Scientists Susumu Kitagawa, Richard Robson and Omar Yaghi won the 2025 Nobel Prize in Chemistry for developing a new molecular structure that produces materials that could help solve problems such as climate change and freshwater scarcity.
The Royal Swedish Academy of Sciences in Stockholm announced on Wednesday that Susumu Kitagawa from Japan, Richard Robson from the UK and Omar M. Yaghi from Jordan would share the 11 million krona (£1.2 million) prize for creating molecular structures with large voids through which gases and other chemicals can flow.
The Nobel Prize laureates in chemistry 2025 have created molecular constructions with large spaces through which gases and other chemicals can flow. These constructions, metal–organic frameworks, can be used to harvest water from desert air, capture carbon dioxide, store toxic gases or catalyse chemical reactions. Through the development of metal–organic frameworks, the laureates have provided chemists with new opportunities for solving some of the challenges we face.
Kitagawa told the Nobel press conference that he was deeply honoured by the award.
“My dream is to capture air and separate air to – for instance, in CO2 or oxygen or water or something – and convert this to useful materials using renewable energy,” he said.
One promising field is carbon capture in cement manufacturing, one of dirtiest industrial processes that accounts for 7% of global carbon dioxide emissions. MOFs are already being used at some cement plants to capture it before it is being released into the atmosphere.
“I don’t see that as hype, that is an implementation of science, basic science, all the way to benefiting society,” Yaghi told a press conference.
After the discoveries, chemists have built tens of thousands of different MOFs, some of which “may contribute to solving some of humankind’s greatest challenges”, the Academy said, adding that additional uses included separating toxic PFAS, or “forever chemicals”, from water and breaking down traces of pharmaceuticals in the environment.
A Nobel for climate-fighting molecules
Scientists from Japan, the UK and Jordan were awarded the Nobel Prize in Chemistry for a discovery with the potential to help combat climate change.
Susumu Kitagawa, Richard Robson and Omar M. Yaghi will share 11 million kronor ($1.2 million) for creating molecular constructions with large spaces through which gases and other chemicals can flow, the Royal Swedish Academy of Sciences in Stockholm said in a statement on Wednesday.
Researchers have already used these structures to capture carbon dioxide, store hydrogen, harvest water from desert air and extract pollutants from water. There’s potential for use in industrial-scale processes including in the energy, electronics and pharmaceutical sectors.
The metal-organic frameworks that won the Nobel Prize can be thought of as a very spacious studio apartment, with rooms able to host all sorts of substances. Kitagawa, Robson and Yaghi were the first to create them and demonstrate their potential. Since then, other chemists have been able to design tens of thousands of frameworks, making new chemical wonders possible.
Robson first got inspiration for the discovery while preparing for a chemistry lesson where students had to build molecules using wooden balls and rods. It was 1974, and Robson, then a teacher at the University of Melbourne, asked the university’s workshop to drill holes into the wooden balls for the activity.
But those holes couldn’t be randomly placed. While marking where they should be drilled, Robson realized there was a vast amount of information baked into the positioning. He eventually discovered new molecular constructions that formed a regular crystalline structure, just like carbon atoms in a diamond. Unlike diamonds, however, the new structure contained a vast number of large cavities.

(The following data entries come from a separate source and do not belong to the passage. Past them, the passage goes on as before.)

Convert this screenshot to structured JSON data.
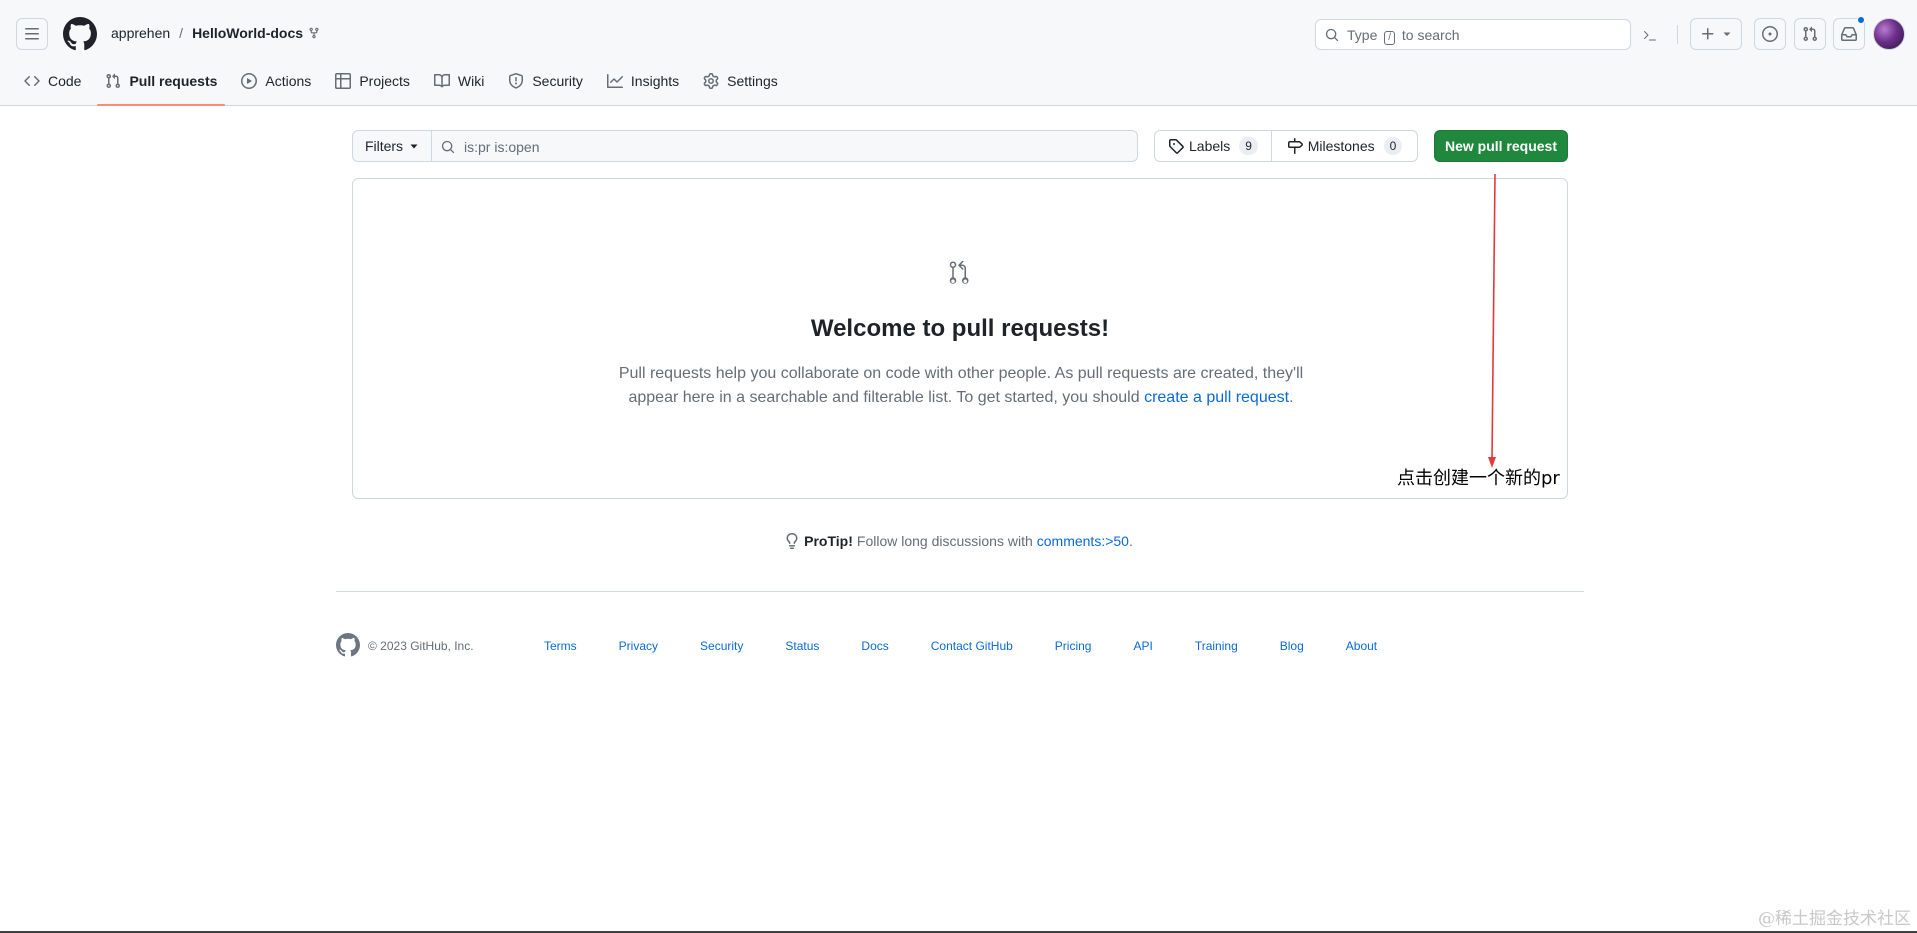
{
  "header": {
    "owner": "apprehen",
    "separator": "/",
    "repo": "HelloWorld-docs",
    "search_prefix": "Type",
    "search_key": "/",
    "search_suffix": "to search"
  },
  "nav": {
    "tabs": [
      {
        "label": "Code",
        "icon": "code-icon"
      },
      {
        "label": "Pull requests",
        "icon": "git-pull-request-icon",
        "selected": true
      },
      {
        "label": "Actions",
        "icon": "play-icon"
      },
      {
        "label": "Projects",
        "icon": "table-icon"
      },
      {
        "label": "Wiki",
        "icon": "book-icon"
      },
      {
        "label": "Security",
        "icon": "shield-icon"
      },
      {
        "label": "Insights",
        "icon": "graph-icon"
      },
      {
        "label": "Settings",
        "icon": "gear-icon"
      }
    ]
  },
  "toolbar": {
    "filters_label": "Filters",
    "filter_value": "is:pr is:open",
    "labels_label": "Labels",
    "labels_count": "9",
    "milestones_label": "Milestones",
    "milestones_count": "0",
    "new_pr_label": "New pull request"
  },
  "blankslate": {
    "title": "Welcome to pull requests!",
    "text_before": "Pull requests help you collaborate on code with other people. As pull requests are created, they'll appear here in a searchable and filterable list. To get started, you should ",
    "link": "create a pull request",
    "text_after": "."
  },
  "annotation": {
    "text": "点击创建一个新的pr",
    "color": "#e5383b"
  },
  "protip": {
    "strong": "ProTip!",
    "text": "Follow long discussions with",
    "link": "comments:>50",
    "after": "."
  },
  "footer": {
    "copyright": "© 2023 GitHub, Inc.",
    "links": [
      "Terms",
      "Privacy",
      "Security",
      "Status",
      "Docs",
      "Contact GitHub",
      "Pricing",
      "API",
      "Training",
      "Blog",
      "About"
    ]
  },
  "watermark": "@稀土掘金技术社区",
  "colors": {
    "primary_button": "#1f883d",
    "link": "#0969da",
    "selected_tab_underline": "#fd8c73"
  }
}
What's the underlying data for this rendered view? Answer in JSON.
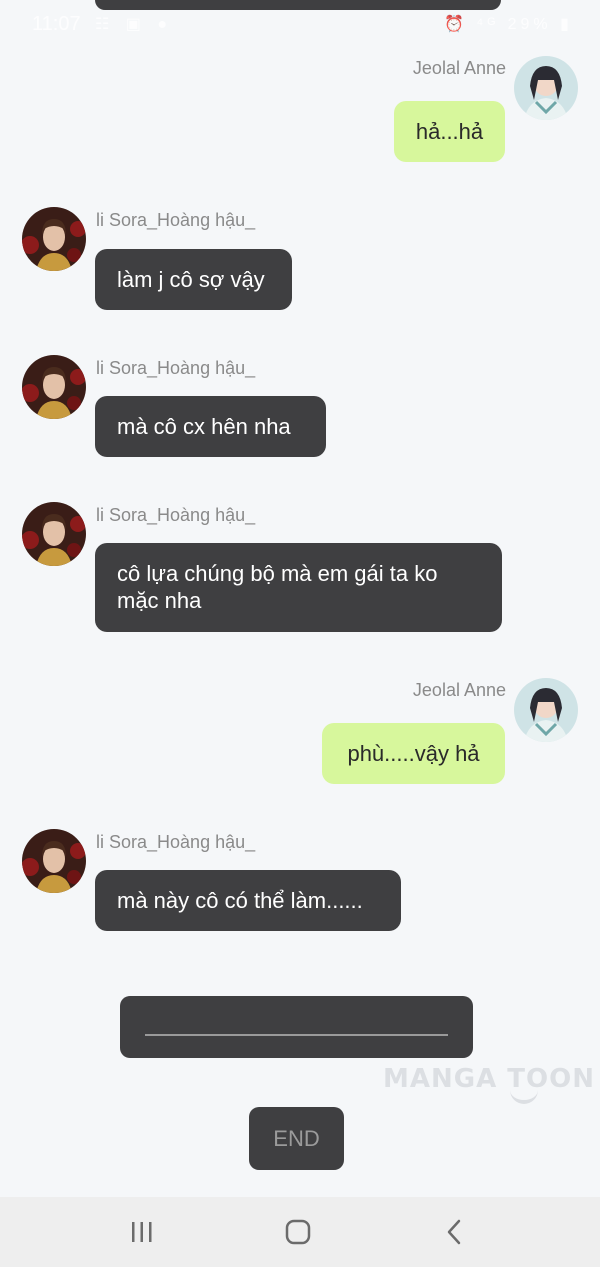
{
  "status_bar": {
    "time": "11:07",
    "left_icons": "☷ ▣ ●",
    "right_icons": "⏰ ⁴ᴳ 29% ▮"
  },
  "messages": [
    {
      "sender": "Jeolal Anne",
      "side": "right",
      "text": "hả...hả"
    },
    {
      "sender": "li Sora_Hoàng hậu_",
      "side": "left",
      "text": "làm j cô sợ vậy"
    },
    {
      "sender": "li Sora_Hoàng hậu_",
      "side": "left",
      "text": "mà cô cx hên nha"
    },
    {
      "sender": "li Sora_Hoàng hậu_",
      "side": "left",
      "text": "cô lựa chúng bộ mà em gái ta ko mặc nha"
    },
    {
      "sender": "Jeolal Anne",
      "side": "right",
      "text": "phù.....vậy hả"
    },
    {
      "sender": "li Sora_Hoàng hậu_",
      "side": "left",
      "text": "mà này cô có thể làm......"
    }
  ],
  "watermark": "MANGA TOON",
  "end_label": "END",
  "nav": {
    "recents_icon": "recents-icon",
    "home_icon": "home-icon",
    "back_icon": "back-icon"
  }
}
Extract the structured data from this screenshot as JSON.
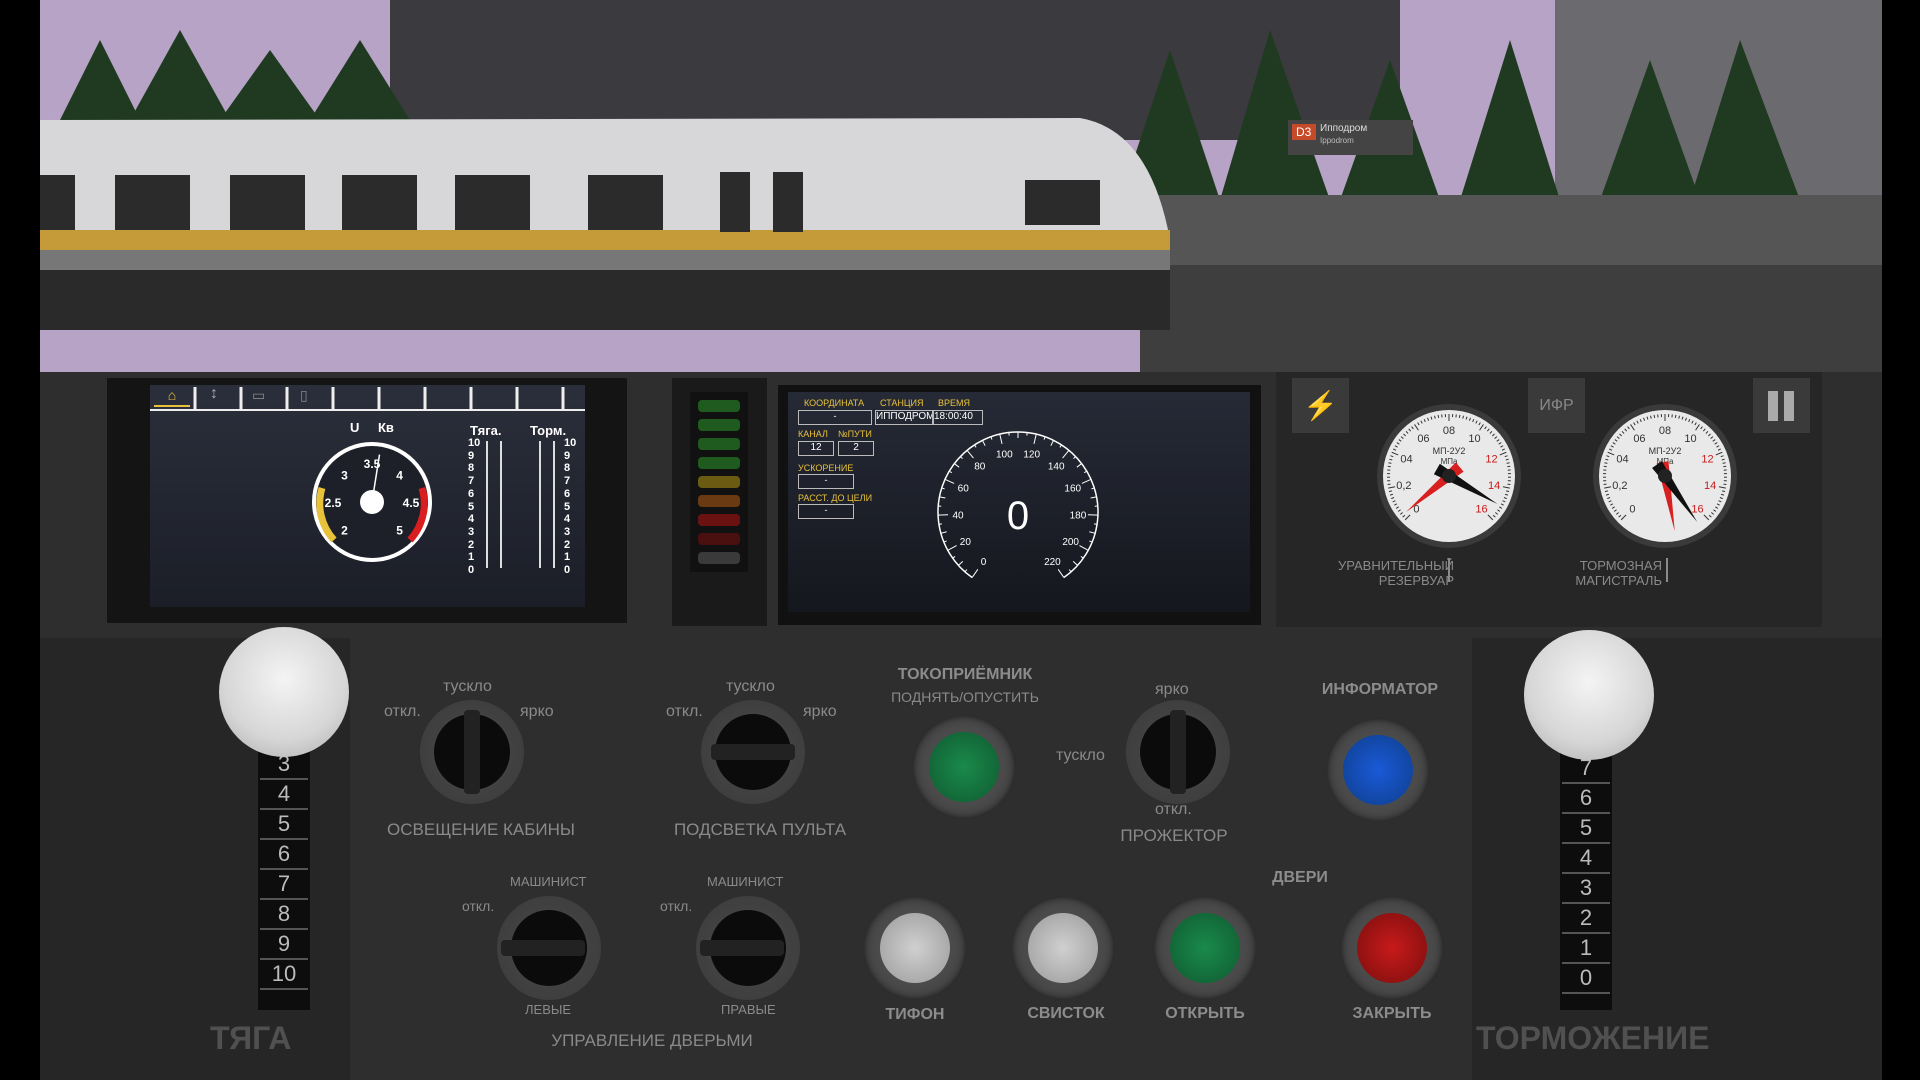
{
  "scene": {
    "station_sign_line": "D3",
    "station_sign_name": "Ипподром",
    "station_sign_sub": "Ippodrom"
  },
  "left_display": {
    "voltage_label": "U",
    "unit_label": "Кв",
    "gauge_ticks": [
      "2",
      "2.5",
      "3",
      "3.5",
      "4",
      "4.5",
      "5"
    ],
    "traction_label": "Тяга.",
    "brake_label": "Торм.",
    "scale_numbers": [
      "10",
      "9",
      "8",
      "7",
      "6",
      "5",
      "4",
      "3",
      "2",
      "1",
      "0"
    ],
    "voltage_value": 3.6
  },
  "indicator_lamps": [
    "#1f5a1f",
    "#1f5a1f",
    "#1f5a1f",
    "#1f5a1f",
    "#6a5a12",
    "#6a3a12",
    "#6a1212",
    "#4a1010",
    "#3a3a3a"
  ],
  "mid_display": {
    "coord_label": "КООРДИНАТА",
    "coord_value": "-",
    "station_label": "СТАНЦИЯ",
    "station_value": "ИППОДРОМ",
    "time_label": "ВРЕМЯ",
    "time_value": "18:00:40",
    "channel_label": "КАНАЛ",
    "channel_value": "12",
    "track_label": "№ПУТИ",
    "track_value": "2",
    "accel_label": "УСКОРЕНИЕ",
    "accel_value": "-",
    "dist_label": "РАССТ. ДО ЦЕЛИ",
    "dist_value": "-",
    "speed_value": "0",
    "speed_ticks": [
      "0",
      "20",
      "40",
      "60",
      "80",
      "100",
      "120",
      "140",
      "160",
      "180",
      "200",
      "220"
    ]
  },
  "gauges": {
    "ifr_button": "ИФР",
    "g1_label_l1": "УРАВНИТЕЛЬНЫЙ",
    "g1_label_l2": "РЕЗЕРВУАР",
    "g2_label_l1": "ТОРМОЗНАЯ",
    "g2_label_l2": "МАГИСТРАЛЬ",
    "model": "МП-2У2",
    "unit": "МПа",
    "dial_ticks": [
      "0",
      "0,2",
      "04",
      "06",
      "08",
      "10",
      "12",
      "14",
      "16"
    ]
  },
  "controls": {
    "traction_title": "ТЯГА",
    "traction_scale": [
      "3",
      "4",
      "5",
      "6",
      "7",
      "8",
      "9",
      "10"
    ],
    "braking_title": "ТОРМОЖЕНИЕ",
    "braking_scale": [
      "7",
      "6",
      "5",
      "4",
      "3",
      "2",
      "1",
      "0"
    ],
    "cabin_light_label": "ОСВЕЩЕНИЕ КАБИНЫ",
    "console_light_label": "ПОДСВЕТКА ПУЛЬТА",
    "off": "откл.",
    "dim": "тускло",
    "bright": "ярко",
    "pantograph_title": "ТОКОПРИЁМНИК",
    "pantograph_sub": "ПОДНЯТЬ/ОПУСТИТЬ",
    "headlight_label": "ПРОЖЕКТОР",
    "informer_label": "ИНФОРМАТОР",
    "doors_title": "ДВЕРИ",
    "door_control_label": "УПРАВЛЕНИЕ ДВЕРЬМИ",
    "driver": "МАШИНИСТ",
    "left": "ЛЕВЫЕ",
    "right": "ПРАВЫЕ",
    "horn_label": "ТИФОН",
    "whistle_label": "СВИСТОК",
    "open_label": "ОТКРЫТЬ",
    "close_label": "ЗАКРЫТЬ"
  },
  "colors": {
    "green_button": "#0f6b3a",
    "blue_button": "#0d3d8a",
    "red_button": "#8a0f0f",
    "white_button": "#bdbdbd",
    "display_yellow": "#e8c23a"
  }
}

Kitagawa, a professor at Kyoto University, had another breakthrough in 1997, where, using Robson’s principles, he created a material that could absorb and release methane, nitrogen and oxygen without changing its shape. Later, he developed a flexible material that behaves somewhat like a lung — changing shape when filled with water or methane, and returning to its original form when emptied.
Yaghi, a professor at UC Berkeley who grew up in Jordan without electricity or running water, contributed another leap in the research. He discovered it is possible to modify and change the frameworks rationally.
Now, the electronics industry can use the porous materials to contain some of the toxic gases required to produce semiconductors. Materials that can capture carbon dioxide from factories and power stations are being tested to reduce greenhouse gas emissions. Some may be used for breaking down traces of pharmaceuticals in the environment.